Many areas of the state are currently struggling to manage the fall-out from an increasing number of natural disasters, and the LA-SEER Center will create integrative models and decision-making tools, and team up with local communities to utilize the tools to create actionable strategies in high-need areas, such as coastal restoration and insurance. 

The LA-SEER Center also features an interdisciplinary team of faculty from departments across campus, as well as CC&E faculty, including Z. “George” Xue of Oceanography & Coastal Sciences, or DOCS, and DES Professors Supratik Mukhopadhyay and Nina Lam.

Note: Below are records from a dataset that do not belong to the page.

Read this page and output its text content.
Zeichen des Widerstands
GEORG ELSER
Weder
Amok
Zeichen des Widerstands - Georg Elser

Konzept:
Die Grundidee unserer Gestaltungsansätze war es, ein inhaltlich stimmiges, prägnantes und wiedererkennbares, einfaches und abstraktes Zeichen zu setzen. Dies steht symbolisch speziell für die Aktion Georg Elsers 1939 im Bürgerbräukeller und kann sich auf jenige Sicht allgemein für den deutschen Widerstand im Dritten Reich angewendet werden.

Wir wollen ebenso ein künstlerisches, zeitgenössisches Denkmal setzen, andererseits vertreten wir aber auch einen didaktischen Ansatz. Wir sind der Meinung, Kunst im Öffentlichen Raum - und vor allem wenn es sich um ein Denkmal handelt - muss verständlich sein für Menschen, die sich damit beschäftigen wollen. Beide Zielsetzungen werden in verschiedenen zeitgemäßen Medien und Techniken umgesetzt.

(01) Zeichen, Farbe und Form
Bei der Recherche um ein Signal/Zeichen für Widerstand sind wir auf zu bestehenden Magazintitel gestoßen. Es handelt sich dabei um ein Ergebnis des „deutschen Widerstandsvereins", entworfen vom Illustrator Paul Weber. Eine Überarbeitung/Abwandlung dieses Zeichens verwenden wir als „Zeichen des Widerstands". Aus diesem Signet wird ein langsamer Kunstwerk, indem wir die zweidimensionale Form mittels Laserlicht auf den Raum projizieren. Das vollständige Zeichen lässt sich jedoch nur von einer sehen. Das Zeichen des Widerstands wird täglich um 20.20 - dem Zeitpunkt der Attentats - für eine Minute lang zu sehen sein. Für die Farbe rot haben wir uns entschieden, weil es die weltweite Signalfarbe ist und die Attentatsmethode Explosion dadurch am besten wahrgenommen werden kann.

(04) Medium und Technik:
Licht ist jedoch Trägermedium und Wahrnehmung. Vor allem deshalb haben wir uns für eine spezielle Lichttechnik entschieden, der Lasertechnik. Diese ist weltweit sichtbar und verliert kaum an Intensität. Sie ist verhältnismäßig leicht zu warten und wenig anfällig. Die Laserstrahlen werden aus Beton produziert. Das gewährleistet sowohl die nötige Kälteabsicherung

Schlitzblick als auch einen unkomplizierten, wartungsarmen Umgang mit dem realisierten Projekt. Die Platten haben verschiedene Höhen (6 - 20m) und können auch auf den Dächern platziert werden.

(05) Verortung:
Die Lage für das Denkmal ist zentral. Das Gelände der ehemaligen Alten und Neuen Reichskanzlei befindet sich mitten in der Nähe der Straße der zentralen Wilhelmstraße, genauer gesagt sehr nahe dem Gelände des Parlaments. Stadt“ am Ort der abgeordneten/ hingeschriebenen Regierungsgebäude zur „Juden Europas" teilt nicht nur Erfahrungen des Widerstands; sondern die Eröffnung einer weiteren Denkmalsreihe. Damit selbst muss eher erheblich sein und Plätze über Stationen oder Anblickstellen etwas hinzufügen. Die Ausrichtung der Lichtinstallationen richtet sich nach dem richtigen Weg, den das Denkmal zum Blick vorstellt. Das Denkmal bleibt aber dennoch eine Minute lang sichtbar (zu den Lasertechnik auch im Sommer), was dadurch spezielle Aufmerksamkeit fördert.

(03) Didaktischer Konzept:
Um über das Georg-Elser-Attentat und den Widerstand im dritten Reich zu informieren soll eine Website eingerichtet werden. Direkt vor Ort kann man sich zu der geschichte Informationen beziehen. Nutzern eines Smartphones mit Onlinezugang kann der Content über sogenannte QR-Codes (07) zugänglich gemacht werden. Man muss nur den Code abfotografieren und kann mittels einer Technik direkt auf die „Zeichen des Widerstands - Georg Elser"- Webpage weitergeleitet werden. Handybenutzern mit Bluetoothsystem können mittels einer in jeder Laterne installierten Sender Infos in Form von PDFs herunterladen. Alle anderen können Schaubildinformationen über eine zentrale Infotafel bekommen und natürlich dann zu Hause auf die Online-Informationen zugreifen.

Dr. Paul MillerPaul Miller, an Assistant Professor in Oceanography & Coastal Sciences, will be working on two different Phase 2 - funded projects: a project looking to advance wind energy on the coast, led by Associate Professor of Civil & Environmental Engineering Chao Sun, and including fellow DOCS faculty Junhong Liang; and a project headed by Engineering’s Amin Kargarian aimed at developed an “interconnected system of systems view” of critical infrastructure under different weather conditions.

“These projects both aim to develop a more prepared and resilient Louisiana of the future. While one project seeks to advance the State's ability to weather future storms, the other will help improve the design criteria for offshore wind turbines in the Gulf of Mexico. Both of these efforts highlight the critical role that LSU's growing coastal meteorology program plays in keeping Louisiana one step ahead of the next storm,” said Miller.

DOCS faculty members Matthew Hiatt, Giulio Mariotti and Tracy Quirk are working on a Phase 1 - funded project led by Civil and Environmental Engineering Assistant Professor Aaron Bivens. The project seeks to establish a wetland observatory for the Mississippi River Delta Plain and Mid-Barataria Sediment Diversion.